Menstrual cycle-dependent febrile episode mediated by sequence-specific repression of poly(ADP-ribose) polymerase-1 on the transcription of the human serotonin receptor 1A gene.

The serotonin receptor 1A (encoded by the HTR1A gene) plays a critical role in serotonergic transmission and was linked with many human diseases. A 33-year-old woman with rare menstrual cycle-dependent fever showed abnormal estrogen profile and responded well to the HTR1A agonist buspirone, suggesting that her fevers were allied to estrogen-related HTR1A deficiency. We identified an adenine deletion 480-bases upstream of the translation start site (i.e., -480delA) of HTR1A in this patient. To determine the underlying mechanism of -480delA-mediated HTR1A deficiency, we first showed that HTR1A -480 region can be bound by multiple nuclear protein(s).

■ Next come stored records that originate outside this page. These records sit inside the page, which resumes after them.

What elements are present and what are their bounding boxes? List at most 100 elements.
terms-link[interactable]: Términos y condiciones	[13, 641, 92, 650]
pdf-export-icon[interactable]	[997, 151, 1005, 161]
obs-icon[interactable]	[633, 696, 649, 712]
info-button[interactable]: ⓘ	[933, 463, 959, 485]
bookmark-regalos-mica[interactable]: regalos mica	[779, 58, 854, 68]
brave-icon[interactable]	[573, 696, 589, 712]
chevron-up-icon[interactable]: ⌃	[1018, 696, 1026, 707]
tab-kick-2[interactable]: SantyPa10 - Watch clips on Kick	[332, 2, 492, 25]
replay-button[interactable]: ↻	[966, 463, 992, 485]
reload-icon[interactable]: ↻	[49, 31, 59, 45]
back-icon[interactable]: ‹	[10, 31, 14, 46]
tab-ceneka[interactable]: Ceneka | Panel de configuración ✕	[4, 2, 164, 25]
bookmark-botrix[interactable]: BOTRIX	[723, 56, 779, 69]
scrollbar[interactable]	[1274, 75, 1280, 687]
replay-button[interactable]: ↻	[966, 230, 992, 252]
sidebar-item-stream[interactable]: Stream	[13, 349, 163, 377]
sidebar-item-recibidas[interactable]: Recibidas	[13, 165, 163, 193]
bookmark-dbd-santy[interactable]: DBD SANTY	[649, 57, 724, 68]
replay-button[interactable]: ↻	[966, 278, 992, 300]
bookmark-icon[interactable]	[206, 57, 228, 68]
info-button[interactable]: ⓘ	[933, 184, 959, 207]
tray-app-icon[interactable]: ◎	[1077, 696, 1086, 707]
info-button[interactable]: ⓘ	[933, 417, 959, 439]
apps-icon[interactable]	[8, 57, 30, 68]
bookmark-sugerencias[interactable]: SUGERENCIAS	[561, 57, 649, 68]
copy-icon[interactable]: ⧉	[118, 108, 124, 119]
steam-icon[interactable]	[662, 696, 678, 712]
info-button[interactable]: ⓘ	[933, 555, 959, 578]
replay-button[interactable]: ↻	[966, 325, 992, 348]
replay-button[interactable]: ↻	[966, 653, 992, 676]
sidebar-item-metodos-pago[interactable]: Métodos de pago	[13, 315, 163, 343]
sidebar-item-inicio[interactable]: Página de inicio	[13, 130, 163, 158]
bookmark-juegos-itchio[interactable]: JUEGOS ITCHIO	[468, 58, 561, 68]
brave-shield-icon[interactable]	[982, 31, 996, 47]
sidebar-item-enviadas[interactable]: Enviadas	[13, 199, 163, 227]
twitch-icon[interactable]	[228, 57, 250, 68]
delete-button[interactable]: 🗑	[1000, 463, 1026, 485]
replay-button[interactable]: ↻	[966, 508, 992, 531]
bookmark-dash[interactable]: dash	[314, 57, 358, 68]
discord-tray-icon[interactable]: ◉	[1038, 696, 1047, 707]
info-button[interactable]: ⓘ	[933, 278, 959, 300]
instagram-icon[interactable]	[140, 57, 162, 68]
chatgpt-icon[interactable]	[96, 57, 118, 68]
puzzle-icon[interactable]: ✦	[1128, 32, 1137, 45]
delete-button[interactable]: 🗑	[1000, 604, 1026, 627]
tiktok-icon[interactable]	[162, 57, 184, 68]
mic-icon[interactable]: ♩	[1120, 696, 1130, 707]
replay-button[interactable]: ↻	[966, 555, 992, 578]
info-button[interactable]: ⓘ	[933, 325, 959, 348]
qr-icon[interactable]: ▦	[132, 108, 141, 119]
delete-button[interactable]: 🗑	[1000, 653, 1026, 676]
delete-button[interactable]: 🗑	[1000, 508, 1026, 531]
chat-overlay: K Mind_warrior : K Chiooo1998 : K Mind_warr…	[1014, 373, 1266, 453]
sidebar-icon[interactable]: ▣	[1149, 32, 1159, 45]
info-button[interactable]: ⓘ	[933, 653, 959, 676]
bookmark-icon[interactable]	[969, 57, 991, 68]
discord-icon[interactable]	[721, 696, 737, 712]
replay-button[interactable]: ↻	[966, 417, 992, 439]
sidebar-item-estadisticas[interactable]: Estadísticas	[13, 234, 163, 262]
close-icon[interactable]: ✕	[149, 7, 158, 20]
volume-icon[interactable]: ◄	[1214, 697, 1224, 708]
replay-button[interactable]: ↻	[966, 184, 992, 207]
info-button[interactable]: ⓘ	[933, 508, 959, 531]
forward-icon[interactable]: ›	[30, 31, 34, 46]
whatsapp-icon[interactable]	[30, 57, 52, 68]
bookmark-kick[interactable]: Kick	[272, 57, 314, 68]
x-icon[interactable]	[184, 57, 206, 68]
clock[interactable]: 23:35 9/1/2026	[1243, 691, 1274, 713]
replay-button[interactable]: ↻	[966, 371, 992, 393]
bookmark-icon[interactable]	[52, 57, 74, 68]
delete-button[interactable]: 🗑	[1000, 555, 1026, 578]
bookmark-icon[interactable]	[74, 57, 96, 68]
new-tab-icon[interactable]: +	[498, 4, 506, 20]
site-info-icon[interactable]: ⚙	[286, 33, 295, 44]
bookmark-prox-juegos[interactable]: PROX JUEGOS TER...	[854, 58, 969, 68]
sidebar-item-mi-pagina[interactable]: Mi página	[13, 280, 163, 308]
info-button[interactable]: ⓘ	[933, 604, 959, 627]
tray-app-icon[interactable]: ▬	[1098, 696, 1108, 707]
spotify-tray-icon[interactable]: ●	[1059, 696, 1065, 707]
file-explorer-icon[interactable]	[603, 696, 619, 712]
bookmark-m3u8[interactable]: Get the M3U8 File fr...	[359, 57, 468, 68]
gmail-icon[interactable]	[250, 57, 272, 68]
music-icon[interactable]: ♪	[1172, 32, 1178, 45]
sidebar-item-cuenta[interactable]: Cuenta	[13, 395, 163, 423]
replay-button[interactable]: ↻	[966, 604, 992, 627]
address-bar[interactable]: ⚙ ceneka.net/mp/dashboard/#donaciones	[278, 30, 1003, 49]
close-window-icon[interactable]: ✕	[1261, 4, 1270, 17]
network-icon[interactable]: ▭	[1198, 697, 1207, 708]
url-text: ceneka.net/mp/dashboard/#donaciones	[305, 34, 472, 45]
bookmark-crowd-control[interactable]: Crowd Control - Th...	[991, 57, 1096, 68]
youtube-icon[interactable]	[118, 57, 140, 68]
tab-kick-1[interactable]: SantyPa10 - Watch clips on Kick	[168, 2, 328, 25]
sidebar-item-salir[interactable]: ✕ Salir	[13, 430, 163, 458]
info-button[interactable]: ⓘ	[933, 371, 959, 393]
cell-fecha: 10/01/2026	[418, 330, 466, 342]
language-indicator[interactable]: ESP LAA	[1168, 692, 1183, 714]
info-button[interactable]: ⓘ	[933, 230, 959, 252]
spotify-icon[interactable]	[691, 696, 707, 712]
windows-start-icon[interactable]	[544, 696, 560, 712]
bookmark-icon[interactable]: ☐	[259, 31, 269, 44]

We then identified poly(ADP-ribose) polymerase (PARP1) as one of the proteins that binds to HTR1A -480 region. Using PARP1 overexpression and knockdown, our data demonstrated that PARP1 represses HTR1A transcription. Furthermore, HTR1A -480delA promoter possesses increased interaction with PARP1 and caused an additional reduction in transcription. Finally, 17β-estradiol administration further reduced transcription associated with the mutant promoter. Altogether, these data suggest that estrogen-induced hyperactivity of HTR1A mutant promoter causes the reduction of HTR1A mRNA and leads to the disruption of HTR1A-mediate hypothermic regulation. This is the first report of HTR1A mutation underlying menstrual cycle-dependent febrile episodes, and implies that similar "febrile episode" cases may also result from the dysfunction of serotonin transmission.